Perhaps because Doug was so limited, so simple and unpoetic, so straightforward, practical, and nose-to-the-grindstone, he decided to chronicle his biking experiences as a kind of clinical record. At first he did it to illustrate his organization's vision and principles, then as a down-to-earth account of the order of biking.  Whether he understood it or not, whether he got or didn't get the essentiality of the open road, it was his duty to paint the picture. In the end, as dull and prosaic as it was, it became his raison d’etre - which of course everyone needs regardless.

 

His chronicle, his biking memoir, his record of traipsing Appalachia and suburban Maryland was the most horrendously boring saga imaginable.  It was a story of gear ratios, brake linings, torque, tire resistance, and ball bearings and nothing more.  A tedious recollection of bike trips in the most predictable places, a soggy, watery saga of nothing but grinding up and down the hills of Western Pennsylvania and points west. 

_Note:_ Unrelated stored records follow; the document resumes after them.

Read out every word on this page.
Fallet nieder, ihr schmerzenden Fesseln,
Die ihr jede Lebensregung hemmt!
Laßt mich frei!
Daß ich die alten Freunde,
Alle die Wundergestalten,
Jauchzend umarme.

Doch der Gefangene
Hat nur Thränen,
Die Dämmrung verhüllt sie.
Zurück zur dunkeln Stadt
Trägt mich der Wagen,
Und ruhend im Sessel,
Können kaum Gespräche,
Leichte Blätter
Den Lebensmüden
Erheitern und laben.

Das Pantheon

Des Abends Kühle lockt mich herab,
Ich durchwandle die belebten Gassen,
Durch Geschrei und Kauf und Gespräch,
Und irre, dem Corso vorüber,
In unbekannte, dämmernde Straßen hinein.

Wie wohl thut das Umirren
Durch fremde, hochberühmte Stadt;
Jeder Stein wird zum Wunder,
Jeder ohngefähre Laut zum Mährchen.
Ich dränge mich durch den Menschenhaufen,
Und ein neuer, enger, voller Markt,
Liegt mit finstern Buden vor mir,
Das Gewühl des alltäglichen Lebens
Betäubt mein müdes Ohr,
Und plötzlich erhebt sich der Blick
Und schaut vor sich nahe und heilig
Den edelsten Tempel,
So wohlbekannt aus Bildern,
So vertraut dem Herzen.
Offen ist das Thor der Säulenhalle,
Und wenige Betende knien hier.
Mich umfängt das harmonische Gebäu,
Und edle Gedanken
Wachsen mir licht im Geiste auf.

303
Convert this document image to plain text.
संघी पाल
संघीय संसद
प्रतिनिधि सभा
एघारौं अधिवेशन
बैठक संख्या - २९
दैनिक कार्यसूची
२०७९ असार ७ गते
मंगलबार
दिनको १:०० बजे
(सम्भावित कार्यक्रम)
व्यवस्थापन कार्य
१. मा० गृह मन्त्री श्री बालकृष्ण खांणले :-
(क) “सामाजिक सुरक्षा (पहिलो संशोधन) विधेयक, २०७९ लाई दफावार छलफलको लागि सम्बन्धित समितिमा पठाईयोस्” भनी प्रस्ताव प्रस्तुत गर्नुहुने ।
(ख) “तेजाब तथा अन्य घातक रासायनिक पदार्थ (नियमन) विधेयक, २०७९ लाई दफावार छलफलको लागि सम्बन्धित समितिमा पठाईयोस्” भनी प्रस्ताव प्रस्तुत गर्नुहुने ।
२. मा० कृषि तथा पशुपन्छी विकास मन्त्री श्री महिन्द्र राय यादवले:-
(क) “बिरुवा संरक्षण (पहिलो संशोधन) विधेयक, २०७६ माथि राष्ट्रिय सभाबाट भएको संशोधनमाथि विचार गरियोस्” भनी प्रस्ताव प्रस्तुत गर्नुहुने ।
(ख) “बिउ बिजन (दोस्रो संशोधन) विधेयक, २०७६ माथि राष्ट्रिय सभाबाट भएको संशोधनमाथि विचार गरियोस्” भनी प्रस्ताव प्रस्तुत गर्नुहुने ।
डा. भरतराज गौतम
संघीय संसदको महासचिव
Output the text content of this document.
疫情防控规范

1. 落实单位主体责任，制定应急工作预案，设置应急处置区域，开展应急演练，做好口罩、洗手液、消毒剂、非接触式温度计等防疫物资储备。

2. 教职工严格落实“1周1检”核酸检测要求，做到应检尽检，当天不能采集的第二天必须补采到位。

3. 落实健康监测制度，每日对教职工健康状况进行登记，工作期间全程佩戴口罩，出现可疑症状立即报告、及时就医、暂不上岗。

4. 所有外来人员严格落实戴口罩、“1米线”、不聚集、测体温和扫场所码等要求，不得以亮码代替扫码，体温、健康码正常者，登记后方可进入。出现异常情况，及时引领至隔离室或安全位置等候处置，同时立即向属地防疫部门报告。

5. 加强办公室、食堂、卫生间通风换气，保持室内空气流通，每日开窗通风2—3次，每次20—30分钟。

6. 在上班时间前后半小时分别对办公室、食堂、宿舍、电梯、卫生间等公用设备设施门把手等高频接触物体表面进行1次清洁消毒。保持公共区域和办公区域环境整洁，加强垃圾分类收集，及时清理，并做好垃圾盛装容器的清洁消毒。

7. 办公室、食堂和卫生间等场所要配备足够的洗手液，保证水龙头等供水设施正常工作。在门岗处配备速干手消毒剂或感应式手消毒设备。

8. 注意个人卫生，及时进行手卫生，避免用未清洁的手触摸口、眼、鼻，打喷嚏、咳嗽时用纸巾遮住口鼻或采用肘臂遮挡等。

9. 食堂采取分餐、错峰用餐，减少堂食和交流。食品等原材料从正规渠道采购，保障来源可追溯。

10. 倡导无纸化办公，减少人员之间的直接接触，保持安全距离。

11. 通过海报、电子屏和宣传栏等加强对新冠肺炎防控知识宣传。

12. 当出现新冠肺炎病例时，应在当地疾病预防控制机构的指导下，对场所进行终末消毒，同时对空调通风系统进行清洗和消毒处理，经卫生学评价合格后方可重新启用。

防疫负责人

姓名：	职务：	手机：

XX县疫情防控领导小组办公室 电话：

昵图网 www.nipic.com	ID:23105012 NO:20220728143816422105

Why he ever bothered, why he even tried was a mystery.  Why would this man of limited means, desultory intelligence, and without a drop of insight, creative vision, or personal feelings ever think that it would be of interest let alone be inspiring?.

Such is the nature of true belief - febrile, airy, satisfying, and overarching.  It matters not to the believer whether or not his ideas have currency or relevance; or whether his passion and obsession will encourage other to action.  He speaks, promotes, insists because righteousness is hardwired and absolute. 

No one of course paid any attention to his wandering, incoherent, fantastical memoir.  Not only did few care about biking; not only were most people pissed that their civil rights were being infringed upon by the unhinged two-wheeled few, but the fact that some actually believed the absurd idea of a biking heaven . It was a consignment to a Barnum & Bailey side show. 

Doug - Dougie to his diehard friends - never quit, and in all forums, informal dinners, roundtables, conferences, and on streetcorners he hammered on about bikes, bike lanes, and bike heaven.  His old friends tolerated it all but waited for the day that he and Mary Beth took up their residency in Avalon Quarters retirement village, but even there anyone within earshot thought the old man queer and ready for the glue factory.